La comunità si fa sistema: ecco il segreto di Parma

“Territori attrattivi: ora tocca alle imprese” era il tema dell’incontro di ieri mattina (Foto Colorfoto/Toniolo)
“Territori attrattivi: ora tocca alle imprese” era il tema dell’incontro di ieri mattina (Foto Colorfoto/Toniolo)
“Territori attrattivi: ora tocca alle imprese” era il tema dell’incontro di ieri mattina (Foto Colorfoto/Toniolo)
“Territori attrattivi: ora tocca alle imprese” era il tema dell’incontro di ieri mattina (Foto Colorfoto/Toniolo)

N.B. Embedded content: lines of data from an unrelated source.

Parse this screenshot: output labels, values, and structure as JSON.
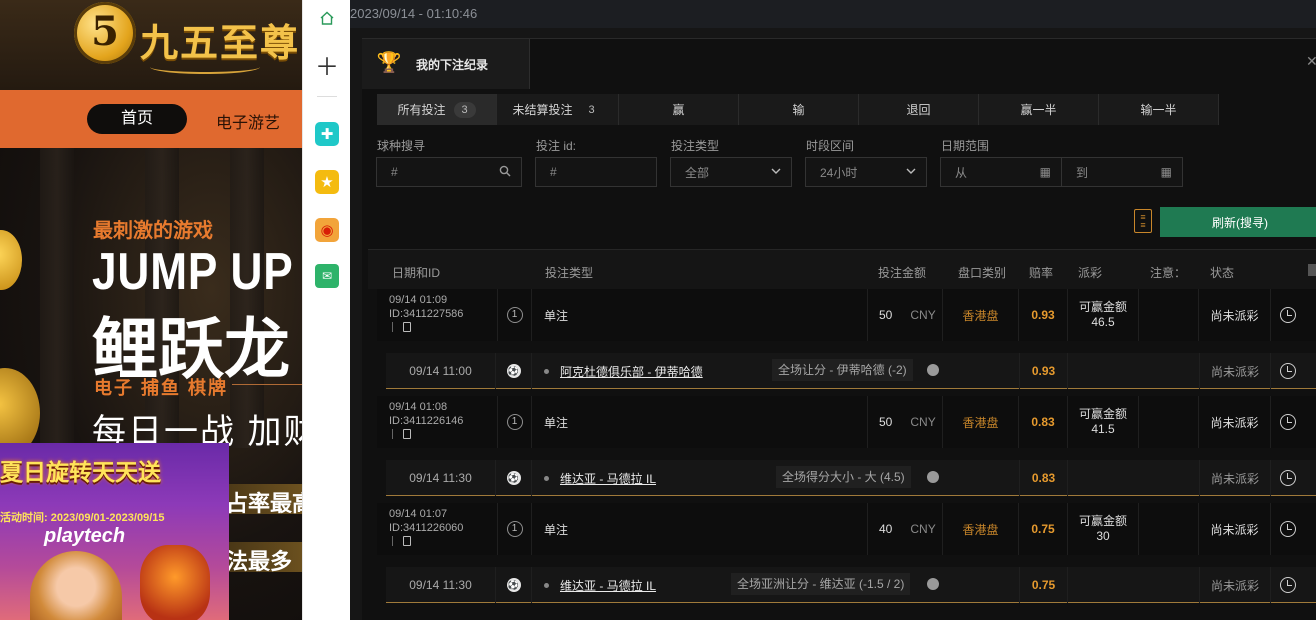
{
  "site": {
    "logo_badge": "5",
    "logo_text": "九五至尊",
    "nav": {
      "home": "首页",
      "games": "电子游艺"
    },
    "hero": {
      "tagline": "最刺激的游戏",
      "title_en": "JUMP UP",
      "title_cn": "鲤跃龙",
      "categories": "电子 捕鱼 棋牌",
      "daily": "每日一战 加财",
      "line1": "占率最高",
      "line2": "法最多"
    },
    "promo": {
      "title": "夏日旋转天天送",
      "date": "活动时间: 2023/09/01-2023/09/15",
      "brand": "playtech"
    }
  },
  "rail": {
    "icons": [
      "home-icon",
      "add-icon",
      "plus-app-icon",
      "star-icon",
      "weibo-icon",
      "mail-icon"
    ]
  },
  "app": {
    "timestamp": "2023/09/14 - 01:10:46",
    "panel_title": "我的下注纪录",
    "tabs": [
      {
        "label": "所有投注",
        "count": "3"
      },
      {
        "label": "未结算投注",
        "count": "3"
      },
      {
        "label": "赢"
      },
      {
        "label": "输"
      },
      {
        "label": "退回"
      },
      {
        "label": "赢一半"
      },
      {
        "label": "输一半"
      }
    ],
    "filters": {
      "sport_label": "球种搜寻",
      "sport_placeholder": "#",
      "bet_id_label": "投注 id:",
      "bet_id_placeholder": "#",
      "bet_type_label": "投注类型",
      "bet_type_value": "全部",
      "period_label": "时段区间",
      "period_value": "24小时",
      "date_label": "日期范围",
      "date_from": "从",
      "date_to": "到"
    },
    "refresh_label": "刷新(搜寻)",
    "headers": {
      "date_id": "日期和ID",
      "bet_type": "投注类型",
      "stake": "投注金额",
      "market": "盘口类别",
      "odds": "赔率",
      "payout": "派彩",
      "note": "注意：",
      "status": "状态"
    },
    "bets": [
      {
        "date": "09/14 01:09",
        "id": "ID:3411227586",
        "num": "1",
        "type": "单注",
        "stake": "50",
        "currency": "CNY",
        "market": "香港盘",
        "odds": "0.93",
        "payout_label": "可赢金额",
        "payout": "46.5",
        "status": "尚未派彩",
        "selection": {
          "date": "09/14 11:00",
          "match": "阿克杜德俱乐部 - 伊蒂哈德",
          "pick": "全场让分 - 伊蒂哈德 (-2)",
          "odds": "0.93",
          "status": "尚未派彩"
        }
      },
      {
        "date": "09/14 01:08",
        "id": "ID:3411226146",
        "num": "1",
        "type": "单注",
        "stake": "50",
        "currency": "CNY",
        "market": "香港盘",
        "odds": "0.83",
        "payout_label": "可赢金额",
        "payout": "41.5",
        "status": "尚未派彩",
        "selection": {
          "date": "09/14 11:30",
          "match": "维达亚 - 马德拉 IL",
          "pick": "全场得分大小 - 大 (4.5)",
          "odds": "0.83",
          "status": "尚未派彩"
        }
      },
      {
        "date": "09/14 01:07",
        "id": "ID:3411226060",
        "num": "1",
        "type": "单注",
        "stake": "40",
        "currency": "CNY",
        "market": "香港盘",
        "odds": "0.75",
        "payout_label": "可赢金额",
        "payout": "30",
        "status": "尚未派彩",
        "selection": {
          "date": "09/14 11:30",
          "match": "维达亚 - 马德拉 IL",
          "pick": "全场亚洲让分 - 维达亚 (-1.5 / 2)",
          "odds": "0.75",
          "status": "尚未派彩"
        }
      }
    ]
  },
  "colors": {
    "accent_orange": "#e0692f",
    "odds": "#e69a2e",
    "refresh_green": "#1f7a52"
  }
}
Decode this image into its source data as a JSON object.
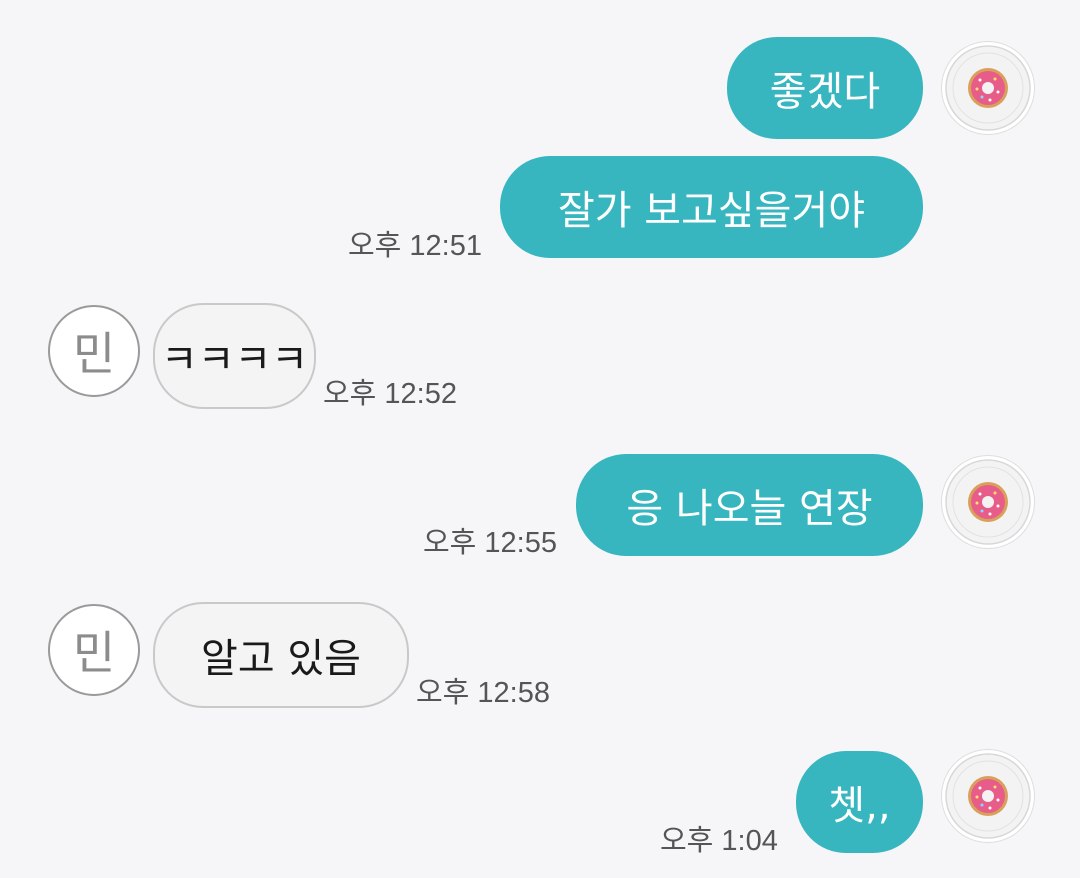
{
  "colors": {
    "outgoing_bubble": "#37b6c0",
    "incoming_bubble": "#f4f4f4",
    "background": "#f6f6f8"
  },
  "friend": {
    "avatar_initial": "민"
  },
  "me": {
    "avatar_icon": "donut-icon"
  },
  "messages": [
    {
      "direction": "out",
      "text": "좋겠다",
      "time": ""
    },
    {
      "direction": "out",
      "text": "잘가 보고싶을거야",
      "time": "오후 12:51"
    },
    {
      "direction": "in",
      "text": "ㅋㅋㅋㅋ",
      "time": "오후 12:52"
    },
    {
      "direction": "out",
      "text": "응 나오늘 연장",
      "time": "오후 12:55"
    },
    {
      "direction": "in",
      "text": "알고 있음",
      "time": "오후 12:58"
    },
    {
      "direction": "out",
      "text": "쳇,,",
      "time": "오후 1:04"
    }
  ]
}
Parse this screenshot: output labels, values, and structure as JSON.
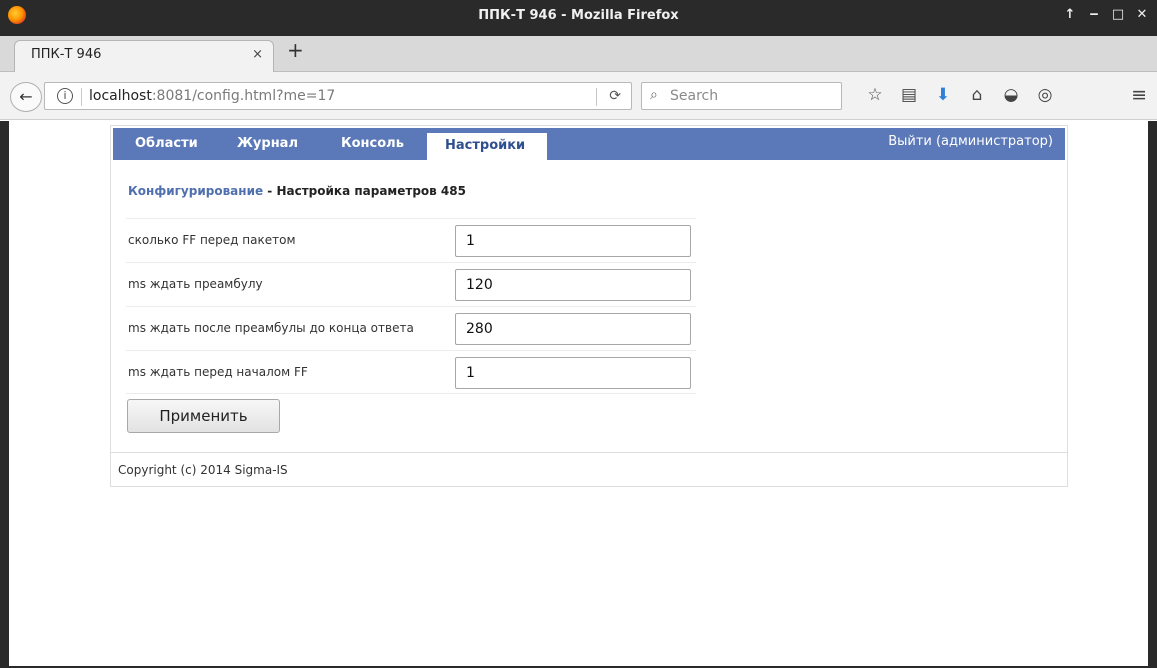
{
  "window": {
    "title": "ППК-Т 946 - Mozilla Firefox",
    "controls": [
      "↑",
      "‒",
      "□",
      "✕"
    ]
  },
  "tabs": [
    {
      "label": "ППК-Т 946",
      "close": "×"
    }
  ],
  "newtab": "+",
  "nav": {
    "back": "←",
    "info": "i",
    "url_host": "localhost",
    "url_rest": ":8081/config.html?me=17",
    "reload": "⟳",
    "search_placeholder": "Search",
    "search_icon": "🔍",
    "toolbar_icons": [
      "☆",
      "▤",
      "⬇",
      "⌂",
      "◒",
      "◎"
    ],
    "menu": "≡"
  },
  "app": {
    "menu": {
      "areas": "Области",
      "journal": "Журнал",
      "console": "Консоль",
      "settings": "Настройки",
      "logout": "Выйти (администратор)"
    },
    "breadcrumb": {
      "link": "Конфигурирование",
      "separator": " - ",
      "current": "Настройка параметров 485"
    },
    "fields": [
      {
        "label": "сколько FF перед пакетом",
        "value": "1"
      },
      {
        "label": "ms ждать преамбулу",
        "value": "120"
      },
      {
        "label": "ms ждать после преамбулы до конца ответа",
        "value": "280"
      },
      {
        "label": "ms ждать перед началом FF",
        "value": "1"
      }
    ],
    "apply_label": "Применить",
    "footer": "Copyright (c) 2014 Sigma-IS"
  },
  "colors": {
    "menubar": "#5b78b8",
    "link": "#4f6fae",
    "titlebar": "#2a2a2a"
  }
}
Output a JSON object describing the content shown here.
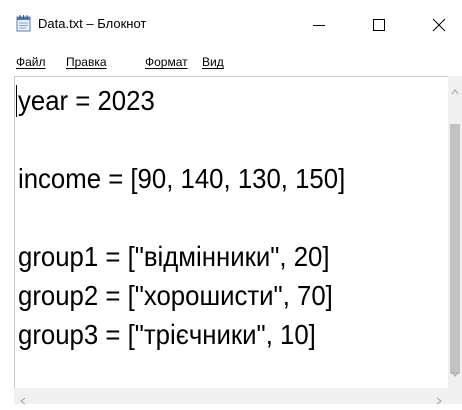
{
  "window": {
    "title": "Data.txt – Блокнот"
  },
  "menu": {
    "items": [
      "Файл",
      "Правка",
      "Формат",
      "Вид"
    ]
  },
  "editor": {
    "lines": [
      "year = 2023",
      "",
      "income = [90, 140, 130, 150]",
      "",
      "group1 = [\"відмінники\", 20]",
      "group2 = [\"хорошисти\", 70]",
      "group3 = [\"трієчники\", 10]"
    ]
  },
  "colors": {
    "text": "#000000",
    "scrollbar_track": "#f0f0f0",
    "scrollbar_thumb": "#c2c2c2"
  },
  "icons": {
    "app": "notepad-icon",
    "minimize": "minimize-icon",
    "maximize": "maximize-icon",
    "close": "close-icon"
  }
}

Il rilancio del territorio attraverso lo stretto legame tra tutte le sue componenti, con il mondo dell’impresa in prima linea per trovare strade nuove. Strade da percorrere rigorosamente in condivisione, con senso di comunità. Sono alcuni dei concetti emersi nel corso dell’incontro “Territori attrattivi: ora tocca alle imprese” che ieri mattina, a palazzo Chiericati, ha visto confrontarsi - moderati dal caporedattore economia del Corriere della Sera, Nicola Saldutti - Andrea Bolla, presidente e amministratore delegato di Vivi Energia, Simone D’Alessandro, direttore ricerche di Hubruzzo Fondazione Industria responsabile, Ivana Pais, docente di Sociologia economica all’università Cattolica del Sacro Cuore, Matteo Celebron, vicesindaco di Vicenza, e Alessandro Chiesi, chief commercial officer di Chiesi Farmaceutici e presidente “Parma, io ci sto!”. E proprio dall’esperienza parmense hanno preso le mosse le riflessioni dei protagonisti.

Correva l’anno 2016, la città emiliana viveva un periodo di fragilità, le classifiche nazionali sulla qualità della vita la vedevano crollare oltre il 20esimo posto, finché non accadde qualcosa, che Chiesi racconta così: «Da un piccolo gruppo di amici imprenditori è nata un’associazione. Ci interessava rendere il territorio più competitivo e sapevamo che per farlo Parma doveva diventare un posto migliore in cui vivere. Abbiamo fatto sistema, ci siamo concentrati sul buon cibo, sulla formazione, il tempo libero e il turismo, da cui abbiamo iniziato a costruire, coinvolgendo le istituzioni, la scuola, l’università, per ridare alla città un nuovo impulso e immaginare una nuova idea di futuro. Il risultato? Siamo tornati nella top 10 italiana per la qualità della vita». Questione di sinergie, quelle che Vicenza sta coltivando in vista della candidatura a capitale italiana della cultura per il 2024, come spiega Celebron: «Come amministrazione abbiamo iniziato a coinvolgere in questo percorso le categorie economiche, gli imprenditori, le associazioni. Il rapporto tra impresa e territorio è fondamentale e per noi il confronto con il mondo produttivo è uno stimolo, si tratta di un legame connaturato a queste latitudini, abbiamo esempi importanti di partenariato pubblico-privato come H-Farm».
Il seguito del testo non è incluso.